Gua ikut duduk di karpet sebelah Juan. Juan sudah membuka buku tulisnya dan menggenggam pensil, menunggu gua menjelaskan. Gemes, hahaha, gua kayak guru les privat. Gua pun segera menjelaskannya pada Juan.
"Jelas, enggak?" tanya gua setelah selesai menjelaskan materi dengan bahasa gua. Gua agak sedikit lupa dengan materi ini karena sudah 3 tahun yang lalu.
Juan tampak pusing dan frustasi. "Enggak. Boleh diulang?"
Kalau yang gua perhatikan, Juan sepertinya kesulitan mengikuti pelajaran akdemik di sekolah. Dia lebih cenderung pada pelajaran yang berkaitan dengan aktifitas. Kasihan, pasti dia kesulitan menyesuaikan diri dengan pelajaran yang ada di NUSA. NUSA terkenal dengan kurikulum dan pelajarannya yang sulit. Untuk bisa masuk ke sekolah NUSA saja perlu menghadapi tes yang ketat. Tebakan gua Juan bisa lulus karena nilai olahraganya bagus. Secara dia sebelumnya sudah aktif di taekwondo.
"Oke, gua ulang, yah. Dengerin yang bener."
"Daritadi juga udah dengerin tapi masih enggak ngerti," katanya sambil menenggelamkan kepala di lipatan tangannya.
"Sekolah di NUSA susah?" tanya gua.
Juan berpikir sebentar lalu mengangguk. "Beda sama SMP Juan sebelumnya.

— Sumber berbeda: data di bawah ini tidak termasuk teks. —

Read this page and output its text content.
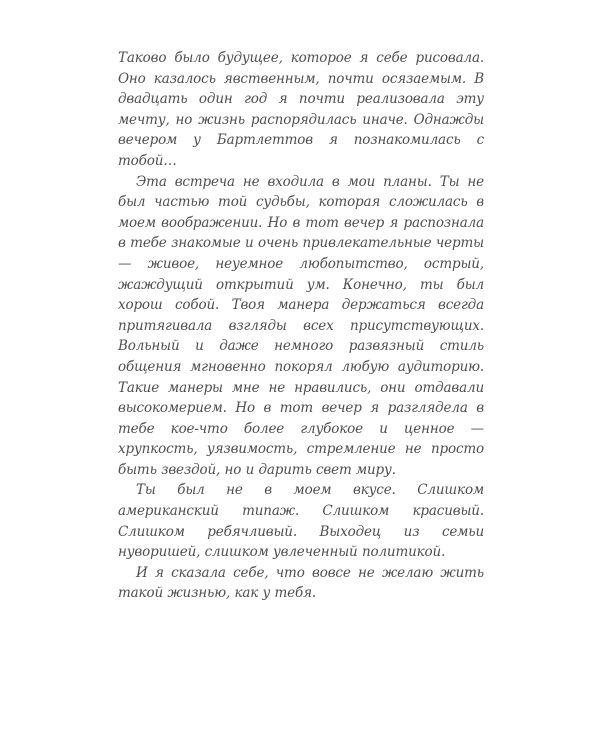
Таково было будущее, которое я себе рисовала. Оно казалось явственным, почти осязаемым. В двадцать один год я почти реализовала эту мечту, но жизнь распорядилась иначе. Однажды вечером у Бартлеттов я познакомилась с тобой…

Эта встреча не входила в мои планы. Ты не был частью той судьбы, которая сложилась в моем воображении. Но в тот вечер я распознала в тебе знакомые и очень привлекательные черты — живое, неуемное любопытство, острый, жаждущий открытий ум. Конечно, ты был хорош собой. Твоя манера держаться всегда притягивала взгляды всех присутствующих. Вольный и даже немного развязный стиль общения мгновенно покорял любую аудиторию. Такие манеры мне не нравились, они отдавали высокомерием. Но в тот вечер я разглядела в тебе кое-что более глубокое и ценное — хрупкость, уязвимость, стремление не просто быть звездой, но и дарить свет миру.

Ты был не в моем вкусе. Слишком американский типаж. Слишком красивый. Слишком ребячливый. Выходец из семьи нуворишей, слишком увлеченный политикой.

И я сказала себе, что вовсе не желаю жить такой жизнью, как у тебя.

Di sini temen sekelas pada cepet banget pahamnya. Gua mau nanya ke guru jadi malu," akunya. Benar apa dugaan gua, Juan enggak bisa mengimbangi speed belajar dengan teman sekelasnya.
"Mau ikut les?" tawar gua. Kalau di sekolah masih belum cukup, ada baiknya Juan mengambil kelas tambahan di tempat les.
"Dimana?" tanyanya.
"Temen gua ada yang ikut les privat. Nanti gua tanya sama dia." Gua teringat dengan Kevin yang sedari masih SMP di NUSA sudah mengambil les seusai pulang sekolah. Kalau gua denger dari Kevin, sih, tempat lesnya bagus. Di sana bisa pilih kelas individu juga, jadi bisa lebih maksimal hasil belajarnya.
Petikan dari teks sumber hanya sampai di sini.